Brasil, con su récord de favelas en San Pablo y Rio de Janeiro, no sólo puso el problema narco en el centro de la escena, sino que no tuvo dudas en utilizar a las fuerzas militares para invadir las villas y pelar directamente en lo que ya era “territorio enemigo”. De esto en La Argentina ni se habla (a veces debiéramos preguntarnos para que tenemos fuerzas armadas) y las fuerzas de seguridad pelean en franca posición desventajosa.
 
La Justicia se muestra lenta y dócil. La inclusión no baja con los años. En una década se mantuvo igual y se agregó una nueva generación de marginales. La educación creció en presupuesto pero baja en calidad. Hoy, pese a las leyes vigentes, cerca de un millón de adolescentes o no van o van de vez en cuando al colegio. Mientras están por la calle tentados por las ofertas de droga y dinero del narcotráfico.

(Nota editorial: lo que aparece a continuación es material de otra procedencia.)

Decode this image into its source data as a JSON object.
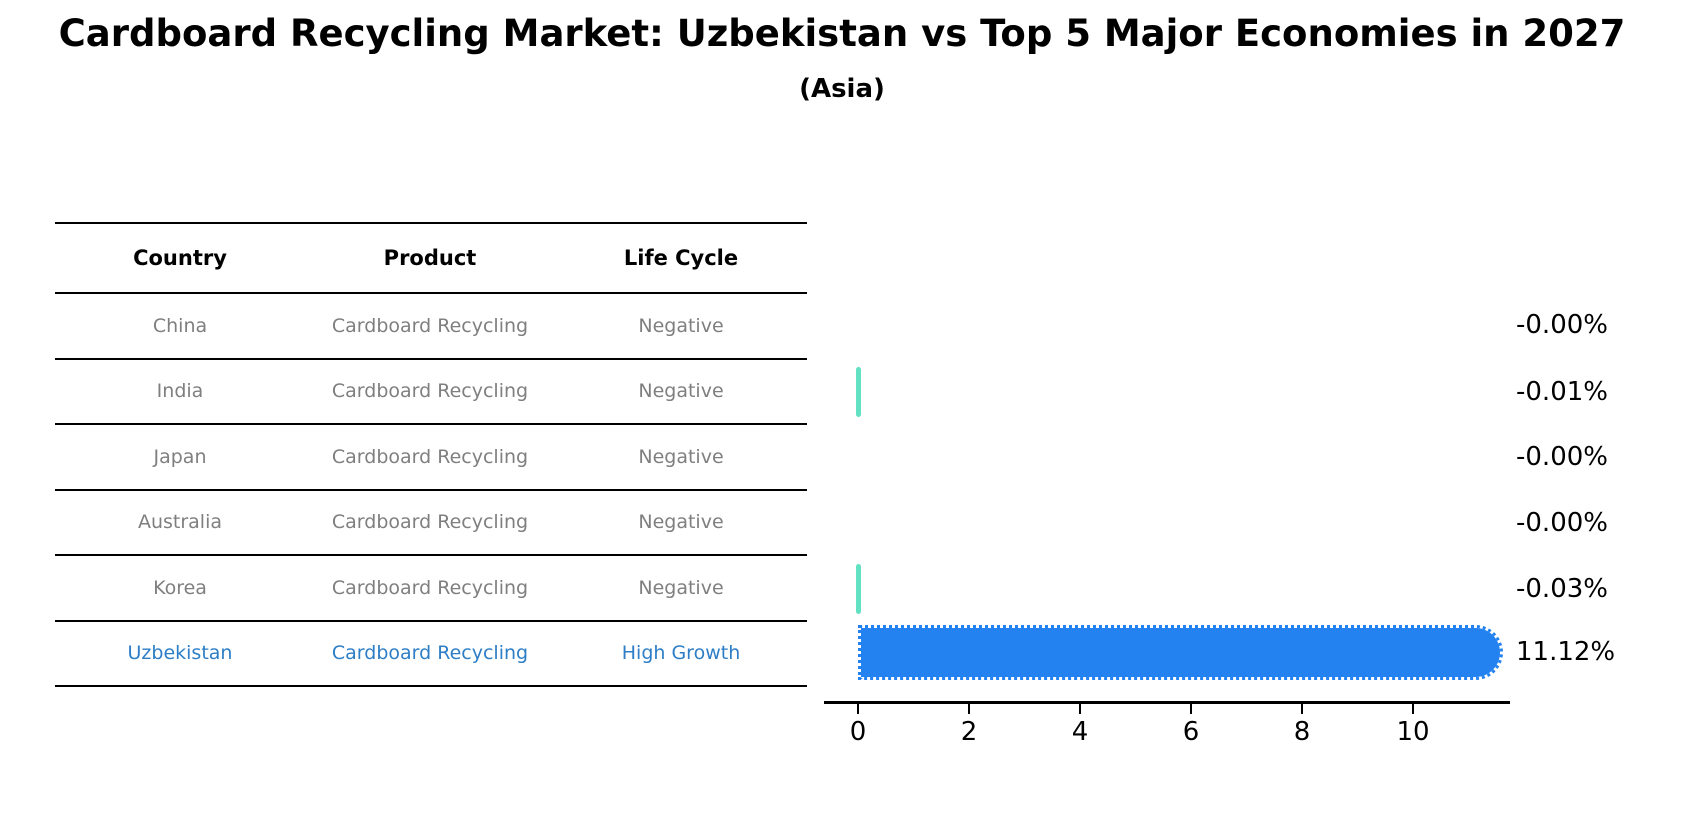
{
  "header": {
    "title": "Cardboard Recycling Market: Uzbekistan vs Top 5 Major Economies in 2027",
    "subtitle": "(Asia)"
  },
  "table": {
    "columns": [
      "Country",
      "Product",
      "Life Cycle"
    ],
    "rows": [
      {
        "country": "China",
        "product": "Cardboard Recycling",
        "life_cycle": "Negative",
        "highlight": false
      },
      {
        "country": "India",
        "product": "Cardboard Recycling",
        "life_cycle": "Negative",
        "highlight": false
      },
      {
        "country": "Japan",
        "product": "Cardboard Recycling",
        "life_cycle": "Negative",
        "highlight": false
      },
      {
        "country": "Australia",
        "product": "Cardboard Recycling",
        "life_cycle": "Negative",
        "highlight": false
      },
      {
        "country": "Korea",
        "product": "Cardboard Recycling",
        "life_cycle": "Negative",
        "highlight": false
      },
      {
        "country": "Uzbekistan",
        "product": "Cardboard Recycling",
        "life_cycle": "High Growth",
        "highlight": true
      }
    ]
  },
  "chart_data": {
    "type": "bar",
    "orientation": "horizontal",
    "title": "Cardboard Recycling Market: Uzbekistan vs Top 5 Major Economies in 2027",
    "subtitle": "(Asia)",
    "categories": [
      "China",
      "India",
      "Japan",
      "Australia",
      "Korea",
      "Uzbekistan"
    ],
    "values": [
      -0.0,
      -0.01,
      -0.0,
      -0.0,
      -0.03,
      11.12
    ],
    "value_labels": [
      "-0.00%",
      "-0.01%",
      "-0.00%",
      "-0.00%",
      "-0.03%",
      "11.12%"
    ],
    "bar_style": [
      "none",
      "tick",
      "none",
      "none",
      "tick",
      "bar"
    ],
    "xticks": [
      "0",
      "2",
      "4",
      "6",
      "8",
      "10"
    ],
    "xtick_values": [
      0,
      2,
      4,
      6,
      8,
      10
    ],
    "xlim": [
      -0.6,
      11.8
    ],
    "grid": false,
    "legend": "none",
    "colors": {
      "main_bar": "#2382f0",
      "negative_tick": "#63e2c3",
      "highlight_text": "#2d7ec6",
      "muted_text": "#7f7f7f",
      "axis": "#000000"
    }
  }
}
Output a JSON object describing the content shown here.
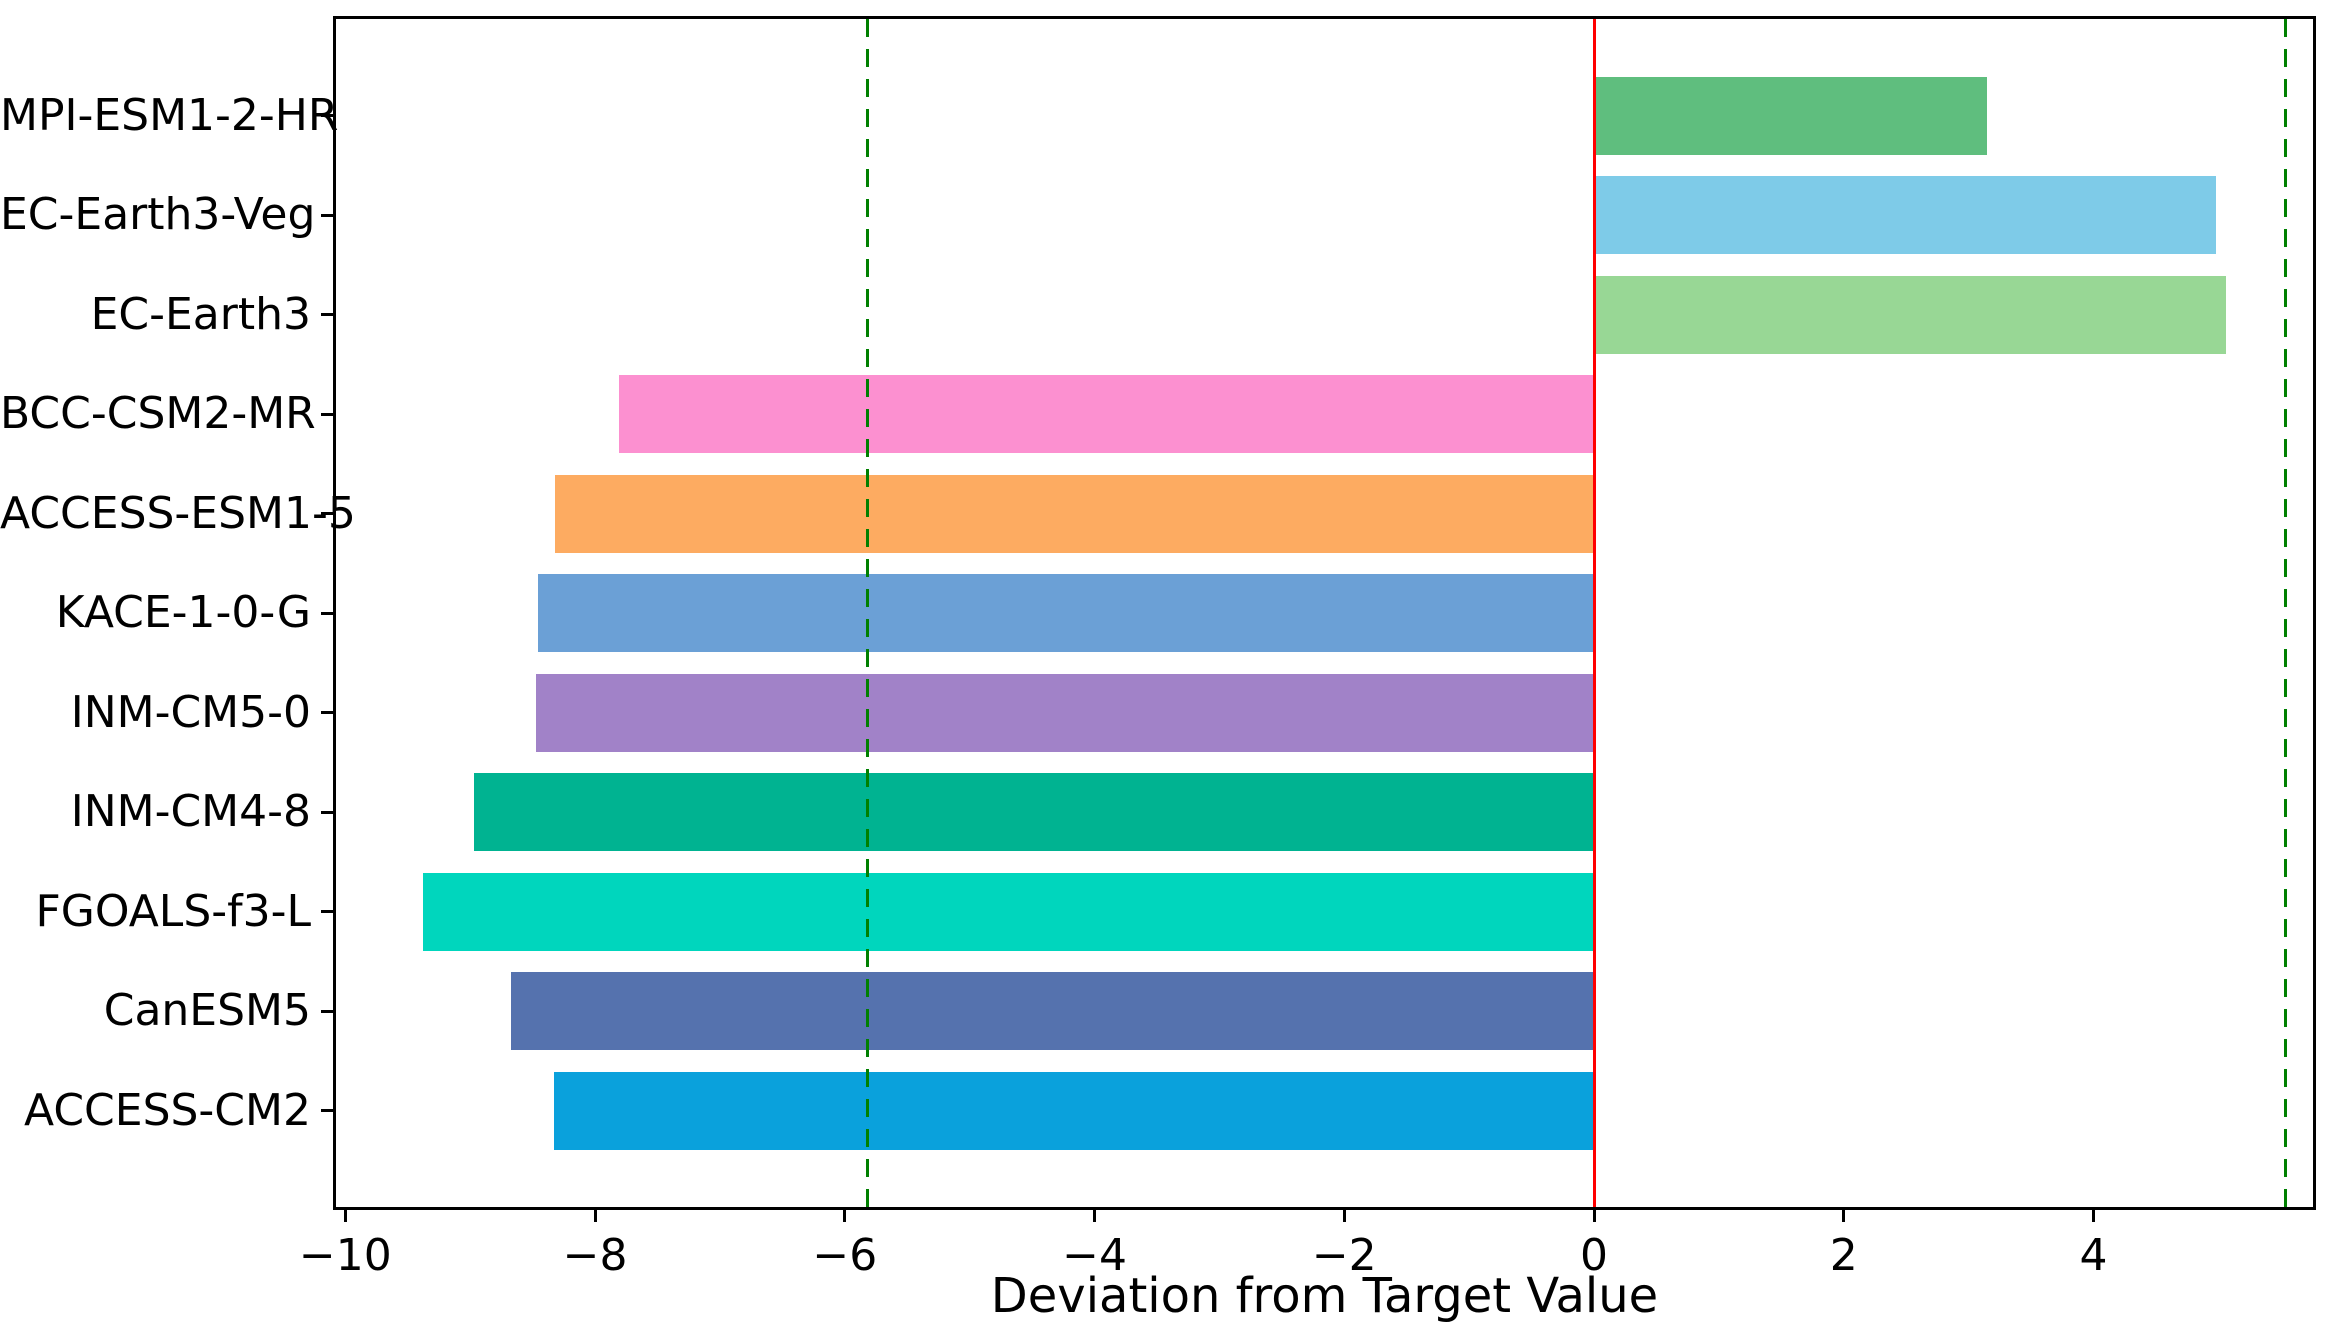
{
  "chart_data": {
    "type": "bar",
    "orientation": "horizontal",
    "title": "",
    "xlabel": "Deviation from Target Value",
    "ylabel": "",
    "grid": false,
    "legend": "none",
    "xlim": [
      -10.1,
      5.78
    ],
    "x_ticks": [
      {
        "value": -10,
        "label": "−10"
      },
      {
        "value": -8,
        "label": "−8"
      },
      {
        "value": -6,
        "label": "−6"
      },
      {
        "value": -4,
        "label": "−4"
      },
      {
        "value": -2,
        "label": "−2"
      },
      {
        "value": 0,
        "label": "0"
      },
      {
        "value": 2,
        "label": "2"
      },
      {
        "value": 4,
        "label": "4"
      }
    ],
    "categories": [
      "MPI-ESM1-2-HR",
      "EC-Earth3-Veg",
      "EC-Earth3",
      "BCC-CSM2-MR",
      "ACCESS-ESM1-5",
      "KACE-1-0-G",
      "INM-CM5-0",
      "INM-CM4-8",
      "FGOALS-f3-L",
      "CanESM5",
      "ACCESS-CM2"
    ],
    "values": [
      3.15,
      4.98,
      5.06,
      -7.81,
      -8.32,
      -8.46,
      -8.47,
      -8.97,
      -9.38,
      -8.67,
      -8.33
    ],
    "bar_colors": [
      "#5fbe7e",
      "#7ecbe8",
      "#98d795",
      "#fc90d0",
      "#fdab61",
      "#6ba0d6",
      "#a182c8",
      "#00b391",
      "#00d6bd",
      "#5572ae",
      "#0aa1dc"
    ],
    "reference_lines": [
      {
        "value": 0,
        "color": "#ff0000",
        "style": "solid",
        "name": "zero-reference-line"
      },
      {
        "value": -5.82,
        "color": "#008000",
        "style": "dashed",
        "name": "lower-threshold-line"
      },
      {
        "value": 5.54,
        "color": "#008000",
        "style": "dashed",
        "name": "upper-threshold-line"
      }
    ],
    "colors": {
      "spine": "#000000",
      "text": "#000000",
      "background": "#ffffff"
    }
  }
}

Presas fáciles para una maquinaria sin límites de ninguna índole. 
 
La Argentina no es Suiza, por eso es un absurdo pensar en un código penal que tal vez funcione en el orden del país alpino. No hay calidad institucional ni social. No hay un sistema de premios y castigos. No a un castigo social; se sigue mirando con simpatía al pícaro, al ventajero, al piola. “El que roba a un ladrón tiene cien años de perdón”. No se nos ocurre que el que roba, simplemente, es un ladrón.
 
Decimos proteger los derechos humanos, pero a los misiles no se los para con flores. Somos incapaces de hacer una autocrítica, porque la culpa es siempre del otro. Preferimos “un delincuente que haga a un honesto inoperante”. No entendemos que los dirigentes no son de gajo sino que salen de nuestras propias familias. 
 
Marcola decía que no hay solución. Mentira, la hay, pero cuanto más tiempo tardemos en asumir el problema, en diagnosticar lo grave de la enfermedad y en generar los anticuerpos indispensables, más difícil será salvar al paciente. Y el paciente somos nosotros y nuestros herederos.